Неудивительно, что он не хочет встречаться со мной, – подумала она. – О, лукавый фараон! Значит, ты снова за свое!
– Моя царица, но я не властен над верховным жрецом. Только сам фараон и оракул могут приказывать ему.
– Это так, но ты вполне можешь тактично намекнуть Птахотепу. Он не захочет, чтобы поднялся шум, будто он сознательно подрывает здоровье своего царя. Освежи мои воспоминания, Суреро. Разве нет такого требования в распорядке проведения юбилея, что если Гор-в-гнезде объявлен, то он должен совершать богослужение вместе с фараоном?
– Да, моя госпожа.
– Фараон не собирается сегодня на прогулку?

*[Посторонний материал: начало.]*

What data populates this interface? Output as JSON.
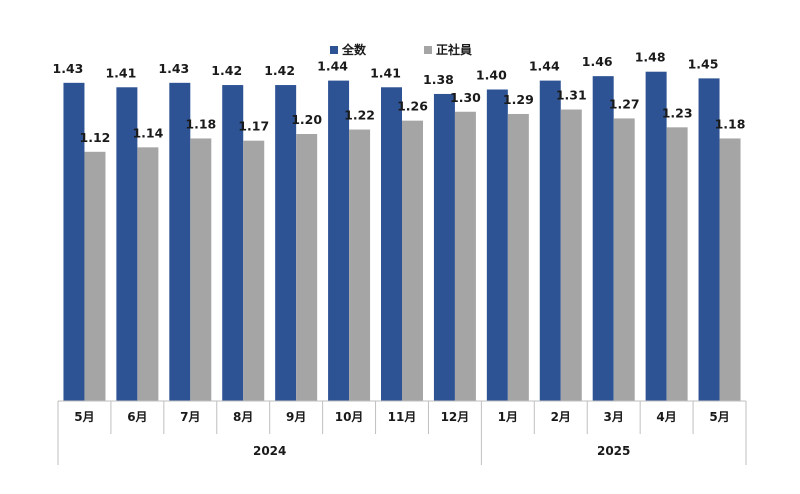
{
  "chart_data": {
    "type": "bar",
    "categories": [
      "5月",
      "6月",
      "7月",
      "8月",
      "9月",
      "10月",
      "11月",
      "12月",
      "1月",
      "2月",
      "3月",
      "4月",
      "5月"
    ],
    "groups": [
      {
        "label": "2024",
        "count": 8
      },
      {
        "label": "2025",
        "count": 5
      }
    ],
    "series": [
      {
        "name": "全数",
        "color": "#2E5395",
        "values": [
          1.43,
          1.41,
          1.43,
          1.42,
          1.42,
          1.44,
          1.41,
          1.38,
          1.4,
          1.44,
          1.46,
          1.48,
          1.45
        ]
      },
      {
        "name": "正社員",
        "color": "#A5A5A5",
        "values": [
          1.12,
          1.14,
          1.18,
          1.17,
          1.2,
          1.22,
          1.26,
          1.3,
          1.29,
          1.31,
          1.27,
          1.23,
          1.18
        ]
      }
    ],
    "ylim": [
      0,
      1.6
    ],
    "grid": false,
    "legend_position": "top-center",
    "data_labels": true,
    "label_decimals": 2
  }
}
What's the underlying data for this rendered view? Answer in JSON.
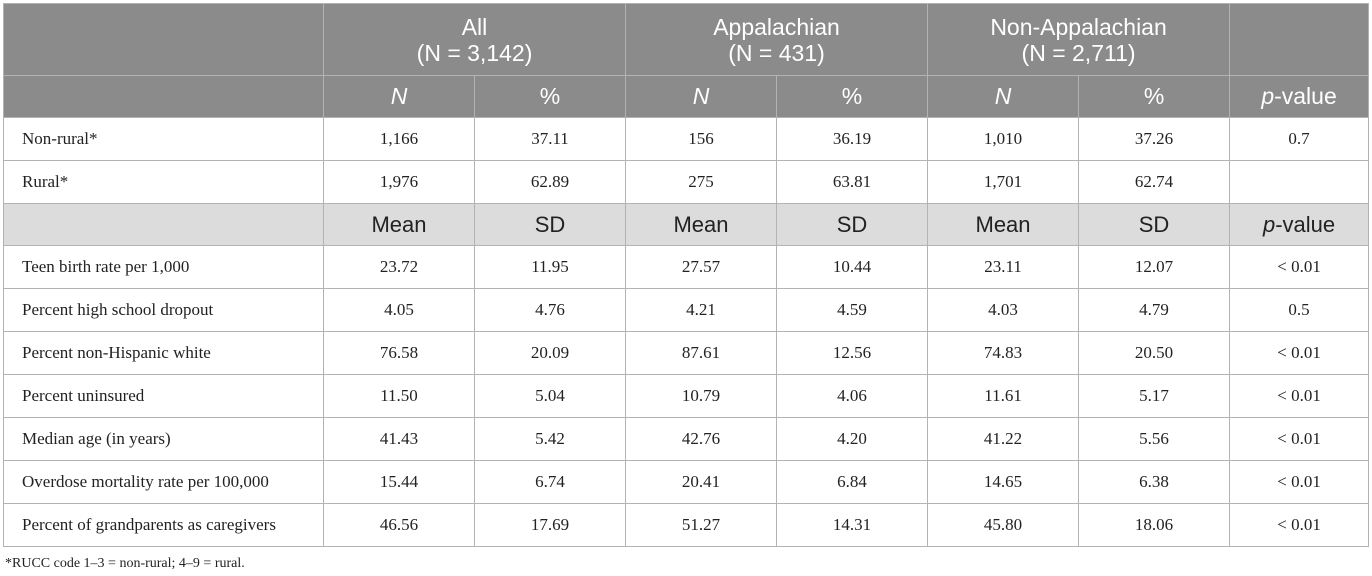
{
  "header": {
    "groups": [
      {
        "name": "All",
        "n_label": "(N = 3,142)"
      },
      {
        "name": "Appalachian",
        "n_label": "(N = 431)"
      },
      {
        "name": "Non-Appalachian",
        "n_label": "(N = 2,711)"
      }
    ],
    "sub_n": "N",
    "sub_pct": "%",
    "pvalue": "p-value",
    "pvalue_italic": "p",
    "pvalue_rest": "-value"
  },
  "categorical_rows": [
    {
      "label": "Non-rural*",
      "values": [
        "1,166",
        "37.11",
        "156",
        "36.19",
        "1,010",
        "37.26"
      ],
      "p": "0.7"
    },
    {
      "label": "Rural*",
      "values": [
        "1,976",
        "62.89",
        "275",
        "63.81",
        "1,701",
        "62.74"
      ],
      "p": ""
    }
  ],
  "mid_header": {
    "mean": "Mean",
    "sd": "SD",
    "pvalue_italic": "p",
    "pvalue_rest": "-value"
  },
  "continuous_rows": [
    {
      "label": "Teen birth rate per 1,000",
      "values": [
        "23.72",
        "11.95",
        "27.57",
        "10.44",
        "23.11",
        "12.07"
      ],
      "p": "< 0.01"
    },
    {
      "label": "Percent high school dropout",
      "values": [
        "4.05",
        "4.76",
        "4.21",
        "4.59",
        "4.03",
        "4.79"
      ],
      "p": "0.5"
    },
    {
      "label": "Percent non-Hispanic white",
      "values": [
        "76.58",
        "20.09",
        "87.61",
        "12.56",
        "74.83",
        "20.50"
      ],
      "p": "< 0.01"
    },
    {
      "label": "Percent uninsured",
      "values": [
        "11.50",
        "5.04",
        "10.79",
        "4.06",
        "11.61",
        "5.17"
      ],
      "p": "< 0.01"
    },
    {
      "label": "Median age (in years)",
      "values": [
        "41.43",
        "5.42",
        "42.76",
        "4.20",
        "41.22",
        "5.56"
      ],
      "p": "< 0.01"
    },
    {
      "label": "Overdose mortality rate per 100,000",
      "values": [
        "15.44",
        "6.74",
        "20.41",
        "6.84",
        "14.65",
        "6.38"
      ],
      "p": "< 0.01"
    },
    {
      "label": "Percent of grandparents as caregivers",
      "values": [
        "46.56",
        "17.69",
        "51.27",
        "14.31",
        "45.80",
        "18.06"
      ],
      "p": "< 0.01"
    }
  ],
  "footnote": "*RUCC code 1–3 = non-rural; 4–9 = rural."
}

– На закате Ра он будет в саду.
– Хорошо. Ступай.
Это не имеет значения, – говорила она себе, переходя из залы для приемов в личные гостиные, в кабинеты своих управителей, задавая вопросы, делая заявления, вынося решения; Нефертити со своей обезьянкой следовала в трех шагах позади нее. – Фараон умрет, и Аменхотеп станет царем задолго до того, как маленький Сменхара достигнет возраста, когда его честолюбие обретет конкретные формы. Почему я так терзаюсь? Пусть он устраивает свой юбилей, пусть наслаждается игрой, пусть думает, будто может влиять на будущее. Он знает не хуже меня, что это ни к чему не приведет. Нет, меня мучит мое собственное будущее. Этот ребенок – еще неведомая сила. Но мой старший сын – гибкий тростник, подвластный моему дыханию.

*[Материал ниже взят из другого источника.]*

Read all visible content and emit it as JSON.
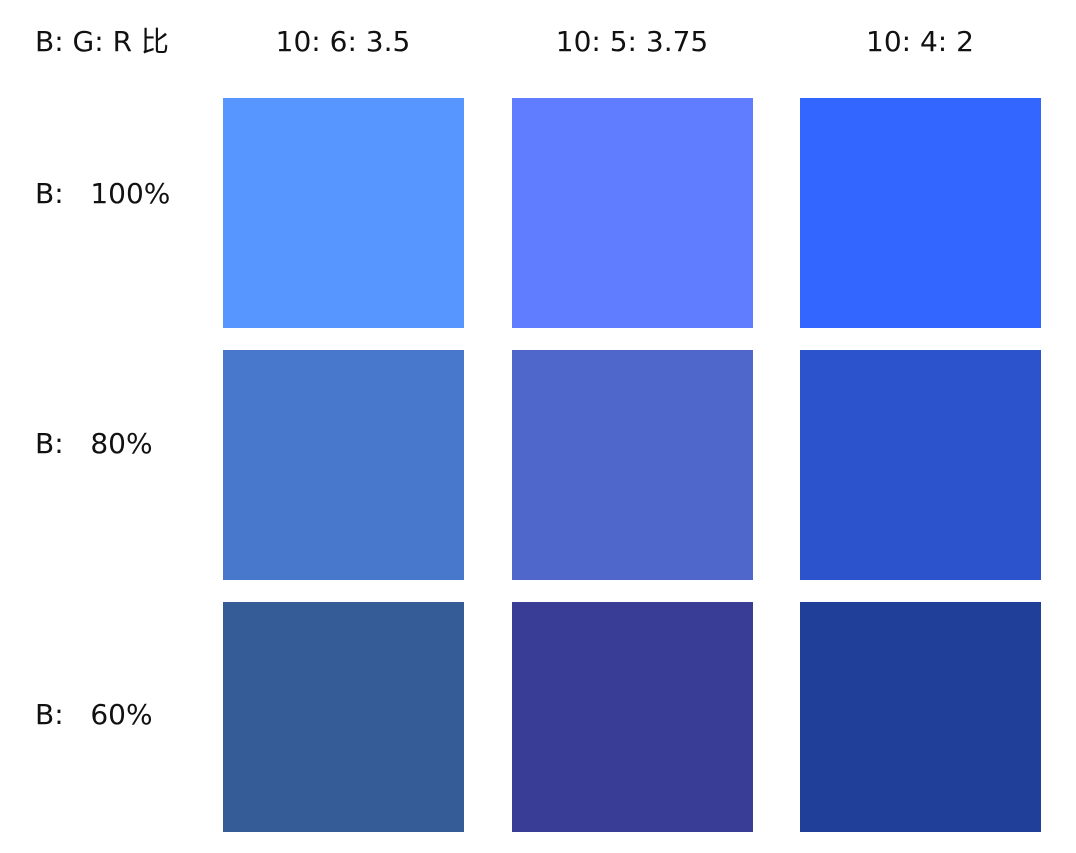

– Тетушка, мудро ли это, посылать золото ассирийцу Эриба-Ададу,[15] зная, что Ассирии угрожает Кадашман-Энлиль,[16] с которым у нас имеются дружественные соглашения? Не рассердятся ли вавилоняне и не станут ли, в свою очередь, угрожать нам?

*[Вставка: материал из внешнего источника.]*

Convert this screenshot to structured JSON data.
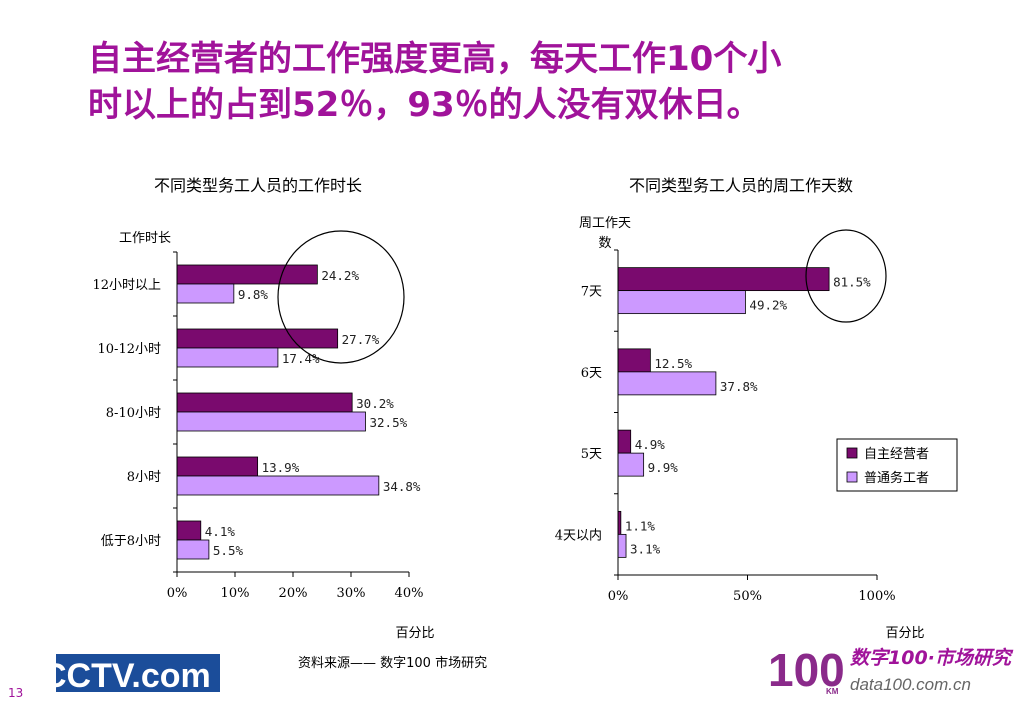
{
  "slide": {
    "title_line1": "自主经营者的工作强度更高，每天工作10个小",
    "title_line2": "时以上的占到52％，93％的人没有双休日。",
    "source_text": "资料来源——  数字100   市场研究",
    "page_number": "13",
    "accent_color": "#a0139a"
  },
  "logos": {
    "cctv_text": "CCTV.com",
    "data100_brand": "数字100·市场研究",
    "data100_num": "100",
    "data100_km": "KM",
    "data100_url": "data100.com.cn"
  },
  "chart_data": [
    {
      "type": "bar",
      "orientation": "horizontal",
      "title": "不同类型务工人员的工作时长",
      "ylabel": "工作时长",
      "xlabel": "百分比",
      "categories": [
        "12小时以上",
        "10-12小时",
        "8-10小时",
        "8小时",
        "低于8小时"
      ],
      "series": [
        {
          "name": "自主经营者",
          "color": "#7a0a6e",
          "values": [
            24.2,
            27.7,
            30.2,
            13.9,
            4.1
          ],
          "labels": [
            "24.2%",
            "27.7%",
            "30.2%",
            "13.9%",
            "4.1%"
          ]
        },
        {
          "name": "普通务工者",
          "color": "#cc99ff",
          "values": [
            9.8,
            17.4,
            32.5,
            34.8,
            5.5
          ],
          "labels": [
            "9.8%",
            "17.4%",
            "32.5%",
            "34.8%",
            "5.5%"
          ]
        }
      ],
      "xlim": [
        0,
        40
      ],
      "xticks": [
        "0%",
        "10%",
        "20%",
        "30%",
        "40%"
      ],
      "xtick_values": [
        0,
        10,
        20,
        30,
        40
      ],
      "highlight": {
        "category": "12小时以上",
        "shape": "circle"
      }
    },
    {
      "type": "bar",
      "orientation": "horizontal",
      "title": "不同类型务工人员的周工作天数",
      "ylabel": "周工作天数",
      "ylabel_lines": [
        "周工作天",
        "数"
      ],
      "xlabel": "百分比",
      "categories": [
        "7天",
        "6天",
        "5天",
        "4天以内"
      ],
      "series": [
        {
          "name": "自主经营者",
          "color": "#7a0a6e",
          "values": [
            81.5,
            12.5,
            4.9,
            1.1
          ],
          "labels": [
            "81.5%",
            "12.5%",
            "4.9%",
            "1.1%"
          ]
        },
        {
          "name": "普通务工者",
          "color": "#cc99ff",
          "values": [
            49.2,
            37.8,
            9.9,
            3.1
          ],
          "labels": [
            "49.2%",
            "37.8%",
            "9.9%",
            "3.1%"
          ]
        }
      ],
      "xlim": [
        0,
        100
      ],
      "xticks": [
        "0%",
        "50%",
        "100%"
      ],
      "xtick_values": [
        0,
        50,
        100
      ],
      "legend": {
        "placement": "right",
        "entries": [
          "自主经营者",
          "普通务工者"
        ]
      },
      "highlight": {
        "category": "7天",
        "shape": "circle"
      }
    }
  ]
}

Девушка предпринимала незадачливые попытки проникнуть в лабиринты внешней политики, и Тейе всячески поощряла ее старания. Царица отвлеклась от своих мыслей и ответила на вопрос Нефертити:
– Нет, моя царевна. Без нашего золота Ассирия не сможет защищаться, и Вавилонское царство станет слишком могущественным, а это опасно для нас. Если мы пошлем солдат Эриба-Ададу, тогда Кадашман-Энлиль просто нападет на нас. А так Ассирия сможет нанять солдат и купить оружие, к тому же мы не обидим Вавилон. Ты поняла? – Не дожидаясь ответа, она взяла Нефертити за руку. – Это кабинет Менны. Мы пришли обсудить орошение больших площадей земель фараона в следующем году и оплату Кефтиу за стеклянные вазы, заказанные Суреро. Я поручаю это тебе. Обычно я не занимаюсь такими мелочами, а доверяю их Менне, смотрителю царских земель и визирю Севера, но раз тебе предстоит стать супругой царя, ты должна разбираться во всем.